Network Performance – As Virtual SAN is a scale-out storage solution, performance of the network interconnects is also a key factor in validating performance. If you observe high latency during a test run, the next step is the isolate the source of the latency. An easy way to figure out whether the source of latency in your performance test run is potentially the network is to compare latency figures seen at the VSAN Client tab and the VSAN disk tab. If the latency at the client tab is much higher than what is seen at the disk tab, the network could potentially be a source of latency, and you should validate that your network configuration is appropriate. For detail on Virtual SAN Network design and recommended practices, see the Virtual SAN Network Design Guide.

Troubleshooting Performance Problems

Before you start to dive into troubleshooting performance results utilizing Virtual SAN Observer, or diagnosing perceived performance problems, you should validate you have performed a basic set of prerequisites to validate the posture of your environment.

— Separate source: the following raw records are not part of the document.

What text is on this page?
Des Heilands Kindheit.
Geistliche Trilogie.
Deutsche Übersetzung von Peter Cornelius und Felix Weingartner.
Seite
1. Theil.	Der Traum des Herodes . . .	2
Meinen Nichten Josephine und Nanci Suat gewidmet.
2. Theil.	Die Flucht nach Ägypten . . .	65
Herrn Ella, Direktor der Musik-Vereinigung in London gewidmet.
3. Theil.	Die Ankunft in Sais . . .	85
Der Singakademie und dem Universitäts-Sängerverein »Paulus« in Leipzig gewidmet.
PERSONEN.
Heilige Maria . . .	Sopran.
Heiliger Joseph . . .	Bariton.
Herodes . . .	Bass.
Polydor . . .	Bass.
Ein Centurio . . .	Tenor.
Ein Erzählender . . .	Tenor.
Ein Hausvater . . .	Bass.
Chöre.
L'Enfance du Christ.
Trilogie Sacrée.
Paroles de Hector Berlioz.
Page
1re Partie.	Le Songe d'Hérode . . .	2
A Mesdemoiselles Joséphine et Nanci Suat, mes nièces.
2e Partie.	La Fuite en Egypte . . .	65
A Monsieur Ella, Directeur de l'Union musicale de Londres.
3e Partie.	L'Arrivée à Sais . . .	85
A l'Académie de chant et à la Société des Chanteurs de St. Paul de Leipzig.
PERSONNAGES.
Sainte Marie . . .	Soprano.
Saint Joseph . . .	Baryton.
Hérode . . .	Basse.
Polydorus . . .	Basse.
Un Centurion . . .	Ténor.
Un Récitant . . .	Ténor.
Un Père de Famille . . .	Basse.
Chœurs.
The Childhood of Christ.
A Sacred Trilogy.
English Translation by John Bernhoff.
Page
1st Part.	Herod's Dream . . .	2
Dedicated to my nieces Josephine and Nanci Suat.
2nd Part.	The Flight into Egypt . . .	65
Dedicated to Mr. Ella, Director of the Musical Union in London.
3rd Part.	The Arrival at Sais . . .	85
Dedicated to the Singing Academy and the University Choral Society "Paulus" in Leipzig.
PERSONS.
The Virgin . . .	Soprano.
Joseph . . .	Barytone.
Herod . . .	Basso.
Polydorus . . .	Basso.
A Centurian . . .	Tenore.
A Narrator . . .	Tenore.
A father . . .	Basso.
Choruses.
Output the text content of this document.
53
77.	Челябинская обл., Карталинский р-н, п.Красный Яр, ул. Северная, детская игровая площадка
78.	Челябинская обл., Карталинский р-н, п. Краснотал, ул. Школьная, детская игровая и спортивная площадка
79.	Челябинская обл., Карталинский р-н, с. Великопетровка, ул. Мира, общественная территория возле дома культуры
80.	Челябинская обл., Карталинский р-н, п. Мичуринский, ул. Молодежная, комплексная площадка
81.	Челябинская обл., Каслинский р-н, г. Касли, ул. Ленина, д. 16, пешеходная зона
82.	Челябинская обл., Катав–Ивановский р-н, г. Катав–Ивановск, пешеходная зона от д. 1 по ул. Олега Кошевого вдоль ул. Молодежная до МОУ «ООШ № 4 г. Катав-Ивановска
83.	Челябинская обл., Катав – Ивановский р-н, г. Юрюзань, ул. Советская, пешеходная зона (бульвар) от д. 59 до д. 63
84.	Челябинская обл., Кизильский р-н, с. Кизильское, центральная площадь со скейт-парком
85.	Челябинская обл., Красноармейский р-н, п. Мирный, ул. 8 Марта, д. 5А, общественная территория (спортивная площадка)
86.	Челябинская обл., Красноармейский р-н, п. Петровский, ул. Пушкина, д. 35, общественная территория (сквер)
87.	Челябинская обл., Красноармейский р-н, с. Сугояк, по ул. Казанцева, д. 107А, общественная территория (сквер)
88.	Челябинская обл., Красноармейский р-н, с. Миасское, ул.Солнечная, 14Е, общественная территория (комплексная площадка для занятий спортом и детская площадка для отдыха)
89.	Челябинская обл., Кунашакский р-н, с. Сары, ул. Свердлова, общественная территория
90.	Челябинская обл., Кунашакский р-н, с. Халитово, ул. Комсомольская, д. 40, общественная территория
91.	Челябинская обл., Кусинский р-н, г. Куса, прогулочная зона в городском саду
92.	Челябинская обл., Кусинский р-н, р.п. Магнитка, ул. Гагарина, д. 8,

Validate your Virtual SAN hardware components are on the VMware Compatibility Guide for Virtual SAN (SSD, HDD, I/O Controller)
Validate your hardware configuration is appropriate for your expected performance profile. (.i.e. don’t expect to be able to run a high performance Virtual SAN cluster if you are using 1GbE network for the Virtual SAN vmkernel port, or Class B SSDs.)
As a best practice, make sure all hosts are configured in a homogenous manner and contributing storage to the Virtual SAN cluster (i.e. same SSD, MD speed, number of disk groups per host)
See the Virtual SAN Hardware Quick Reference Guide for examples of low, medium and high performance configurations, and the Virtual SAN Hardware Design Guidance whitepaper for more in-depth information on how hardware configuration effects the performance of a Virtual SAN configuration.
Validate all hosts in your configuration are working as expected. One quick way to perform this validation is through use of the following RVC command.

diagnostics.vm_create -d <datastore> -v <vmfolder> <cluster>

This command will try to create a VM on every host, and if the VM create fails, provide detailed error stack information about the the host and specific issue. It is recommended to perform these basic checks before proceeding with actual performance testing, and validate they have been completed if perceived performance issues are occurring.

Virtual SAN Performance Testing Conclusion

Understanding the performance needs of your workloads, and then sizing your Virtual SAN solution to fit the profile of your workloads can either be as simple as using our general rule of thumb (sizing the flash acceleration tier to be 10% of anticipated used capacity) and using our Virtual SAN Hardware Quick Reference Guide and Virtual SAN Sizing Tool, or performing more complex Proof-of-Concept testing to dive deeper into the performance profile of your Virtual SAN cluster based on benchmark testing. The VMware Virtual SAN Performance Testing blog series reviewed recommended tools, practices and methodologies to address performing a deeper analysis to understand the performance profile of a Virtual SAN solution.